Indigenous communities in Colombia are under threat of extinction. Shifts in climate are severely impacting their ability to continue their ancestral means of subsistence (fishing, farming). But more immediate is the violent displacement from armed actors.
The Wiwa Indigenous communities in La Guajira Department are some of the largest native communities in the country. They are one of four Indigenous groups (along with the Arhuaco, Kogui, and Kankuamo) who reside on the Sierra Nevada de Santa Marta, one of the highest coastal mountain ranges on the planet. IRTF has been writing on behalf of the Wiwa people for the past 20 years. Two years ago, we echoed the Wiwa’s call for all armed actors in the Caribbean coastal region to unite in a joint proposal for Global Territorial Peace. Shortly after their declaration for peace, the paramilitary organization Autodefensas Conquistadoras de la Sierra Nevada de Santa Marta (Self-Defense Conquistadors of the Sierra Nevada of Santa Marta) began distributing pamphlets, in which they threatened to take measures against the Wiwa inhabitants of the region, whom they describe as "ass-kissers, drinkers, womanizers," among other adjectives.
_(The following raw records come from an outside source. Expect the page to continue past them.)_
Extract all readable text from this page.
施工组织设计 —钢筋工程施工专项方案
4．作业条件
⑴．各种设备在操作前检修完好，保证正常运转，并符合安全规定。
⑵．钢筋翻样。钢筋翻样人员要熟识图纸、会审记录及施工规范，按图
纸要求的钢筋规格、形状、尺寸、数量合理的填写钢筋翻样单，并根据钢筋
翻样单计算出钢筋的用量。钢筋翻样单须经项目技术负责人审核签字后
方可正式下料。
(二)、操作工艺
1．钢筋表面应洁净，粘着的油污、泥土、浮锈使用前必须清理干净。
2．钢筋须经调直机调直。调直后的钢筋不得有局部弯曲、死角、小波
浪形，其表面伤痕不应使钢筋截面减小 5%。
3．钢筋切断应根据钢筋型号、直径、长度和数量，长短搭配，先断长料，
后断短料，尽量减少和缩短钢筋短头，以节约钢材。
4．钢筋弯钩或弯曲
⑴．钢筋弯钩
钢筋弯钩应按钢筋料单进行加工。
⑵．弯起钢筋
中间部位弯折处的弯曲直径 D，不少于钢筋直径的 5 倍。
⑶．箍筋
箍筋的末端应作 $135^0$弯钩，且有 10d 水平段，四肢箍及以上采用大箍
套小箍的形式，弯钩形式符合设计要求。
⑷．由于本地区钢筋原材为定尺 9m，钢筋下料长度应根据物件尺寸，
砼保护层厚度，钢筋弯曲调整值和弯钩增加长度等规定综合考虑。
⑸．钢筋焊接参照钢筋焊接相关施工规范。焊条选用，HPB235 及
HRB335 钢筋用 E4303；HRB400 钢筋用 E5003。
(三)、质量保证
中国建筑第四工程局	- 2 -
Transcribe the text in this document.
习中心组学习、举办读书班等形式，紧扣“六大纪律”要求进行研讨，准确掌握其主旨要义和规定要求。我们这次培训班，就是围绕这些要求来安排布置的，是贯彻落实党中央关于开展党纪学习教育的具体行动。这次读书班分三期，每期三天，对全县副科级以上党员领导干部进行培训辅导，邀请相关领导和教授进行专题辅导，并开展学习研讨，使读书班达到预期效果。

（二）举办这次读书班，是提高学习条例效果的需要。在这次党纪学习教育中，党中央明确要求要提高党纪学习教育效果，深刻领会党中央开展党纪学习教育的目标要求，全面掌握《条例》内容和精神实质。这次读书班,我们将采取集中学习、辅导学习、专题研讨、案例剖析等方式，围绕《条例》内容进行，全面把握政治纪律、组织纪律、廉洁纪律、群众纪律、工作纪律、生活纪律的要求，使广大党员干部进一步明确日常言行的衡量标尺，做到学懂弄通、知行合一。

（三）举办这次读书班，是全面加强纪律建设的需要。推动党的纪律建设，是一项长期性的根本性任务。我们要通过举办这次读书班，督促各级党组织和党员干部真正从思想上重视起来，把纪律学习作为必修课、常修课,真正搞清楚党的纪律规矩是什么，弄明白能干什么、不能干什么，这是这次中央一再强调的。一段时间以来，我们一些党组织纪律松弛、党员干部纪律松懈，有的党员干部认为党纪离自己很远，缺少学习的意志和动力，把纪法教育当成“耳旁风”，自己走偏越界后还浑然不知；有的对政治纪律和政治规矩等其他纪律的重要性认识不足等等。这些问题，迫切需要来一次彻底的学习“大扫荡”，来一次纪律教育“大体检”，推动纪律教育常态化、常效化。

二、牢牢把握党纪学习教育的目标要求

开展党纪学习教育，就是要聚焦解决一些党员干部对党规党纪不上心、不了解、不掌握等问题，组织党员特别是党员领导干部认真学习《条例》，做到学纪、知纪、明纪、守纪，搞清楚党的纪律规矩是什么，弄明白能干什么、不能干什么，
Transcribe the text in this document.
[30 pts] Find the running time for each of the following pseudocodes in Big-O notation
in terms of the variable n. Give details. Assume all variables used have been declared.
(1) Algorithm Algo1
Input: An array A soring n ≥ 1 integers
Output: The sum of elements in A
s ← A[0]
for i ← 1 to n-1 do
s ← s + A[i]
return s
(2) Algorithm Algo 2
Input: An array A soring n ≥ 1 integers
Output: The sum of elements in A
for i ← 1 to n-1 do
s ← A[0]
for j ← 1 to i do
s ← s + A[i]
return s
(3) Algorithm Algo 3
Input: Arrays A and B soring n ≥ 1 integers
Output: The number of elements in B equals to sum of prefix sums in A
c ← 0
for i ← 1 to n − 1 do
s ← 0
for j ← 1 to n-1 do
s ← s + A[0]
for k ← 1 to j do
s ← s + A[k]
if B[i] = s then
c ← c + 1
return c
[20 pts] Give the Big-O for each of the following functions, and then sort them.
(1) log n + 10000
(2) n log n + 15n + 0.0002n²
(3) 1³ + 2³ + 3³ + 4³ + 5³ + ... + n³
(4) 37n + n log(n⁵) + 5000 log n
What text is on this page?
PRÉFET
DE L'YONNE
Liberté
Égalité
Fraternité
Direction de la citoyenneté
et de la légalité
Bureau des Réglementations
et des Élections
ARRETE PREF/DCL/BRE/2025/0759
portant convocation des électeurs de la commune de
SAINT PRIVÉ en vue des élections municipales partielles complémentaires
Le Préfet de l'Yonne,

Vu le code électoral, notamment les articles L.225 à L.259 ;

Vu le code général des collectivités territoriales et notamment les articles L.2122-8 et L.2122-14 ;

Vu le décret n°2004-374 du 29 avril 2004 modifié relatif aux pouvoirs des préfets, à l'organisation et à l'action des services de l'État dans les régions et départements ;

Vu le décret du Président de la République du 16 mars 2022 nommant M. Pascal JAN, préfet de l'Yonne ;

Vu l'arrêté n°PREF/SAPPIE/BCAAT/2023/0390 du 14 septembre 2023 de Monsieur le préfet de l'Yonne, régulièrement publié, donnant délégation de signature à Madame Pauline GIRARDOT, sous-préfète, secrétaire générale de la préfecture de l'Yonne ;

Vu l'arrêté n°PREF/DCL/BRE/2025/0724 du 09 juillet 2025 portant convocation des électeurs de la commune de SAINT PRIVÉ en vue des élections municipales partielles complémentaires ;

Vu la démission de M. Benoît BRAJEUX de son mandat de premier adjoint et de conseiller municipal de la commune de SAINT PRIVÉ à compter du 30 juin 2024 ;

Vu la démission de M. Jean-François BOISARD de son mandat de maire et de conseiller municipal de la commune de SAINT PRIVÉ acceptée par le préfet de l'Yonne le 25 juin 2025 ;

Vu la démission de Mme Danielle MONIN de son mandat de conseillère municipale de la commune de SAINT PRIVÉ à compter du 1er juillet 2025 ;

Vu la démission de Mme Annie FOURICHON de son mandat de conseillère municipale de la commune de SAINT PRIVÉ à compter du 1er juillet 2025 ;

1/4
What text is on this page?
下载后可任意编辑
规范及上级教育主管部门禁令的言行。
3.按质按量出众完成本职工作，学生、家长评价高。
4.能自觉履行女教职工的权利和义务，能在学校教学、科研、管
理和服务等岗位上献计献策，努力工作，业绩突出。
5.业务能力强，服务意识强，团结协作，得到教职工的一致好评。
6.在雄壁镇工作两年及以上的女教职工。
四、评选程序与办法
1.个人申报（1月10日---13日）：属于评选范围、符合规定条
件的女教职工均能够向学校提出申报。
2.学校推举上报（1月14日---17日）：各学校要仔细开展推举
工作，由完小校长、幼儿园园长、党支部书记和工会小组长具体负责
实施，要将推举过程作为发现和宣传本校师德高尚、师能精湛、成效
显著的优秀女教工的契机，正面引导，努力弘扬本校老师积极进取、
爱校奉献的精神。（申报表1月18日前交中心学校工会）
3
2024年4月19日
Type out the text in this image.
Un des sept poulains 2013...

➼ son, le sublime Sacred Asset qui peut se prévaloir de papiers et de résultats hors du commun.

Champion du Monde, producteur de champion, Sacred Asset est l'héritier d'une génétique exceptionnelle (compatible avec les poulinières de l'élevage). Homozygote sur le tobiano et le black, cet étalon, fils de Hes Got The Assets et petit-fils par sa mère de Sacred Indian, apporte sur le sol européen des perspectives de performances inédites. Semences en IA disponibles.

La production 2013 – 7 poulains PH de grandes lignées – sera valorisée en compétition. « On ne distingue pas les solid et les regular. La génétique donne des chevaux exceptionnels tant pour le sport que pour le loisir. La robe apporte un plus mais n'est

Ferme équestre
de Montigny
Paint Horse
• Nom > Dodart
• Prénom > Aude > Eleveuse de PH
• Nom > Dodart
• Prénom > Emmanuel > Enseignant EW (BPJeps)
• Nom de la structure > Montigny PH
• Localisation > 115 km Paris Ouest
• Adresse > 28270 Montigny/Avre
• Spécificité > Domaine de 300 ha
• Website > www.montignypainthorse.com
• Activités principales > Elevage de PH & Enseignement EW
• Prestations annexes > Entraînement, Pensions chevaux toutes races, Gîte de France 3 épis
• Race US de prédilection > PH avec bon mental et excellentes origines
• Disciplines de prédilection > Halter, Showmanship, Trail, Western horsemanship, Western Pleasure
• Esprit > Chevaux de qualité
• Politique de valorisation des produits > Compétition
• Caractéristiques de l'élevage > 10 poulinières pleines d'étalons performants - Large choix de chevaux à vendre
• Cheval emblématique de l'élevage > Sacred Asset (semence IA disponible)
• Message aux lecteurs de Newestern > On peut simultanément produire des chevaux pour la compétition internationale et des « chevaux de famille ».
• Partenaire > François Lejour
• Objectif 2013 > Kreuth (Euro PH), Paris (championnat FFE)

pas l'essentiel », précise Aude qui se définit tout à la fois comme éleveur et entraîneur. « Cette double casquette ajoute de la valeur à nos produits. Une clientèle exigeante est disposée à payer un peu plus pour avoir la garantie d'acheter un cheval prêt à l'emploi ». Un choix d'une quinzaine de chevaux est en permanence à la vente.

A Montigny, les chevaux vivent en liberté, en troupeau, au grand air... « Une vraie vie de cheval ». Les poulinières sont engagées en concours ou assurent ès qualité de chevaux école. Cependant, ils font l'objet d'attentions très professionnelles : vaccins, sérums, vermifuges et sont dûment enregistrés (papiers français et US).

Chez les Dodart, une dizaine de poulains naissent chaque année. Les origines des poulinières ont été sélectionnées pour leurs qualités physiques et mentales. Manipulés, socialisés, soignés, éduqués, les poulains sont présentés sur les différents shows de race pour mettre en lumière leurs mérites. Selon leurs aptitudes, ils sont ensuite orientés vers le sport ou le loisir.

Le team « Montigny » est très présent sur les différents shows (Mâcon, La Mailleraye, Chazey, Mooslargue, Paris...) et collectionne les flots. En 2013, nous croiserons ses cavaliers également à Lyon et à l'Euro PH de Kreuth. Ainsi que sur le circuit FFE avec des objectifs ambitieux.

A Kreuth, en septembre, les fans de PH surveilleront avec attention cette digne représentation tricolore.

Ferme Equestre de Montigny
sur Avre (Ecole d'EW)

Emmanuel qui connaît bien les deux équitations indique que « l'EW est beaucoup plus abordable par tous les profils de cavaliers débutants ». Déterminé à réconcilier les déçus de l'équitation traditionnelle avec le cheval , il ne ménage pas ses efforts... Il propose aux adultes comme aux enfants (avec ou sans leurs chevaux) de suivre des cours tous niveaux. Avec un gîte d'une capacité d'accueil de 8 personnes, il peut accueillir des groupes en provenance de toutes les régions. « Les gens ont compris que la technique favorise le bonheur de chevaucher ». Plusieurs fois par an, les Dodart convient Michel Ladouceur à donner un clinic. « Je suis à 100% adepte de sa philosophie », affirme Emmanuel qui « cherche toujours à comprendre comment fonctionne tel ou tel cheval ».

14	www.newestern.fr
In September of this year, four young Wiwa men from the community of El Limón Carrizal (Luis Elias Nieves Mendoza, Deivi Gomez, Eduardo Enrique Joño Calvo, and Luis Eduardo Mojica) were all stopped by armed men of the parmilitary organization Self-Defense Forces of the Conquistadoras de la Sierra Nevada (ACSN) at illegal checkpoints, where they were assaulted and detained for several hours or even multiple days. Luis Eduardo Mojica was kidnapped for 24 days.